More than half the funded African tech startups from 2022 took part in some form of accelerator or incubation programme either prior to raising, or as part of their raise. This marks a sizeable increase from 2021, with growing interest in African startups from international accelerators such as Y Combinator and Techstars accounting for much of the growth. But how helpful is taking part in an accelerator when it comes to securing venture capital?
“It plays a role, but it is not a silver bullet,” said Gasaatura. “It does play a role in providing some education as to how companies can start to think about their growth and start thinking about investment. One of the biggest complaints we hear from investors when they come to Africa is that they can’t find deals, so these programmes play a role.”
A major negative emerging from the data is the clear evidence that African tech’s gender problem is only getting worse. Only 20.2 per cent of the 633 funded African tech startups in 2022 had at least one woman on their founding team, which is up from 121 in 2021 but still represents a percentage decline from 21.5 per cent.
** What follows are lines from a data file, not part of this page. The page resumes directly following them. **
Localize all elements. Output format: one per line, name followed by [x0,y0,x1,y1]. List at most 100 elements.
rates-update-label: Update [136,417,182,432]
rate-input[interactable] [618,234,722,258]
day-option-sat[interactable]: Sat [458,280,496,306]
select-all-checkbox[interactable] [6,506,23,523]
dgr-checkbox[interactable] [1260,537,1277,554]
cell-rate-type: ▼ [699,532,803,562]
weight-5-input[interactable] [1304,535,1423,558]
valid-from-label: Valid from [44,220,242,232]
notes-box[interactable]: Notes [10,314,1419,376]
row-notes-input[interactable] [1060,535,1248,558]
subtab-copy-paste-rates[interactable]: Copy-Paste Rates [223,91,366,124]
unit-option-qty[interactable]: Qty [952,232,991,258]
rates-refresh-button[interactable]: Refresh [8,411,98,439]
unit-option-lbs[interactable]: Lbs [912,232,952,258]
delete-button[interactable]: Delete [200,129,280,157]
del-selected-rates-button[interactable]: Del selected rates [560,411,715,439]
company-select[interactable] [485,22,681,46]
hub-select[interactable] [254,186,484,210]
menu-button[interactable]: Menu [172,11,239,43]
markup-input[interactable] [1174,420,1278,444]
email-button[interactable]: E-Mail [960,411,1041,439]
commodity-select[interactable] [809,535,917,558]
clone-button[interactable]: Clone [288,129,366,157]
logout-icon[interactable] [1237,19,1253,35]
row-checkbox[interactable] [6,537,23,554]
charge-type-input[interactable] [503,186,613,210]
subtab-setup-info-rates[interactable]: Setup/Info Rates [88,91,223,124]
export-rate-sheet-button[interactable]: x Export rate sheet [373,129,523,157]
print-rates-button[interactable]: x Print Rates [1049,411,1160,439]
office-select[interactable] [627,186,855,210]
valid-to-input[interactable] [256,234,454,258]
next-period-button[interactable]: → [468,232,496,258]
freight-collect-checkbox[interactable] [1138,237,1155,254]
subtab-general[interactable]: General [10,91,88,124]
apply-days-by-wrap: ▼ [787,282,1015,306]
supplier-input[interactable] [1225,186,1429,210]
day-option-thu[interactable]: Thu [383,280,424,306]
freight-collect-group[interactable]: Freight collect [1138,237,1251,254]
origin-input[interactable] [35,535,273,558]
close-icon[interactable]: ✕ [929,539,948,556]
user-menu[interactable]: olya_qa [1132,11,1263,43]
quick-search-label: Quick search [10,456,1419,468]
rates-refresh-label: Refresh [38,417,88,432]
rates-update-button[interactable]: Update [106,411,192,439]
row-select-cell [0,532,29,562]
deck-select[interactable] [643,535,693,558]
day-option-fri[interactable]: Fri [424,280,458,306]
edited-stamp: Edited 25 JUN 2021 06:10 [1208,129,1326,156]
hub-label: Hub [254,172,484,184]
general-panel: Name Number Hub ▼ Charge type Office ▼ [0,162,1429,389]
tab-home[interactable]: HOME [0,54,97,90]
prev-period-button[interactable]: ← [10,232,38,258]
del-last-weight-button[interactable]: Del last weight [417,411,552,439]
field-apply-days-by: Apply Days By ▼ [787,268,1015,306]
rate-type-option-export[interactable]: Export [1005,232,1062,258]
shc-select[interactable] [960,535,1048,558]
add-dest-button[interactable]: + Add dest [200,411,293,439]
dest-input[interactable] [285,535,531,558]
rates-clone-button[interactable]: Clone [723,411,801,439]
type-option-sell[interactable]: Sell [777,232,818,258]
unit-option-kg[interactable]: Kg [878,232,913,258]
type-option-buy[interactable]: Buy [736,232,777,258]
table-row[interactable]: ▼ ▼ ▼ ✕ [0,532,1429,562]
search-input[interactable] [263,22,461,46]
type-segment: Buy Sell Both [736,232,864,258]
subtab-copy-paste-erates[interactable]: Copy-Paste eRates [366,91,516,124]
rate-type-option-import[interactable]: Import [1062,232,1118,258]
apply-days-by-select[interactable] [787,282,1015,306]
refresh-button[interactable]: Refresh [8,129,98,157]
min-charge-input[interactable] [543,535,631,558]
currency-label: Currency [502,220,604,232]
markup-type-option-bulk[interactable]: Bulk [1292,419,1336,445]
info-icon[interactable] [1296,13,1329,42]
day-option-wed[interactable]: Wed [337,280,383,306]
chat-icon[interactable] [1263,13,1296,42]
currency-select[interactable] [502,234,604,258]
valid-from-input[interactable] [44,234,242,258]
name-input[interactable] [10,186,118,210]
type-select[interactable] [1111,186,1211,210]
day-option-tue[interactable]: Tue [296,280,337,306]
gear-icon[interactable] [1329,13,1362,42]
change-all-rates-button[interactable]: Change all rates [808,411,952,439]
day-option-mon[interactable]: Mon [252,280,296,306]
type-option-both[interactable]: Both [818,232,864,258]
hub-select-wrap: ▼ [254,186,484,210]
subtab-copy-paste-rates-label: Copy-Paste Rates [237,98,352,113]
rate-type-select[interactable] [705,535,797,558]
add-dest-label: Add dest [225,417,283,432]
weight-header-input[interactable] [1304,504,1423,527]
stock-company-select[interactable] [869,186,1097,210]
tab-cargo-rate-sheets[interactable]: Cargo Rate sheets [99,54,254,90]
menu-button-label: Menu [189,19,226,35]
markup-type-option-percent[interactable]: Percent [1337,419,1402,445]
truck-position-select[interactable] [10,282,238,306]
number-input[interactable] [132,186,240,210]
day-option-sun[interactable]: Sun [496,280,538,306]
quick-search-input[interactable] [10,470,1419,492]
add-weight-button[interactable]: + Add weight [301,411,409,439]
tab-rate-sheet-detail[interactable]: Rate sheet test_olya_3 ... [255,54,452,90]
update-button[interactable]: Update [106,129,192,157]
Young says there is no real excuse for this.
“There are a couple of reasons that are often cited – there’s not enough pipeline, there’s not enough quality pipeline, the startups are too early stage, or they don’t have the right skill. We have found that pipeline is definitely not the issue in any way, form, or fashion, and the quality of the female founders is not the issue either,” she said.
The lack of gender diversity is especially disappointing when it is clear that it just makes good business sense to have a diverse portfolio of investments.
“Why on earth would be not want to as venture capitalists have a more balanced view on how we go and source for deal pipeline? And how do we not make really robust, balanced decisions, not based on gender only?” Young said.
Grindstone Accelerator last year partnered Naspers Labs to launch GrindstoneX, an all-female accelerator programme designed to make women-led startups more investible, scalable, and exit-ready. Proactive programmes like this can play a part in fixing the problem, Young said.
“Sometimes it is a case of just reverse engineer the composition of the cohorts in things like accelerators. And we just literally just get on with, and we try for the next number of years to get the balance, and go and recruit these female startups. They are there, they are absolutely brilliant across the continent. It is intentional, it needs to be a meaningful intention to do so,” she said.
VCs also need to make investment committees more balanced, and get more female mentors and coaches on board.
“It really would take a meaningful intention over a sustained period of time, five to 10 years, to get the balance right, and then we are all more profitable and make more money. I don’t see the problem with that,” said Young.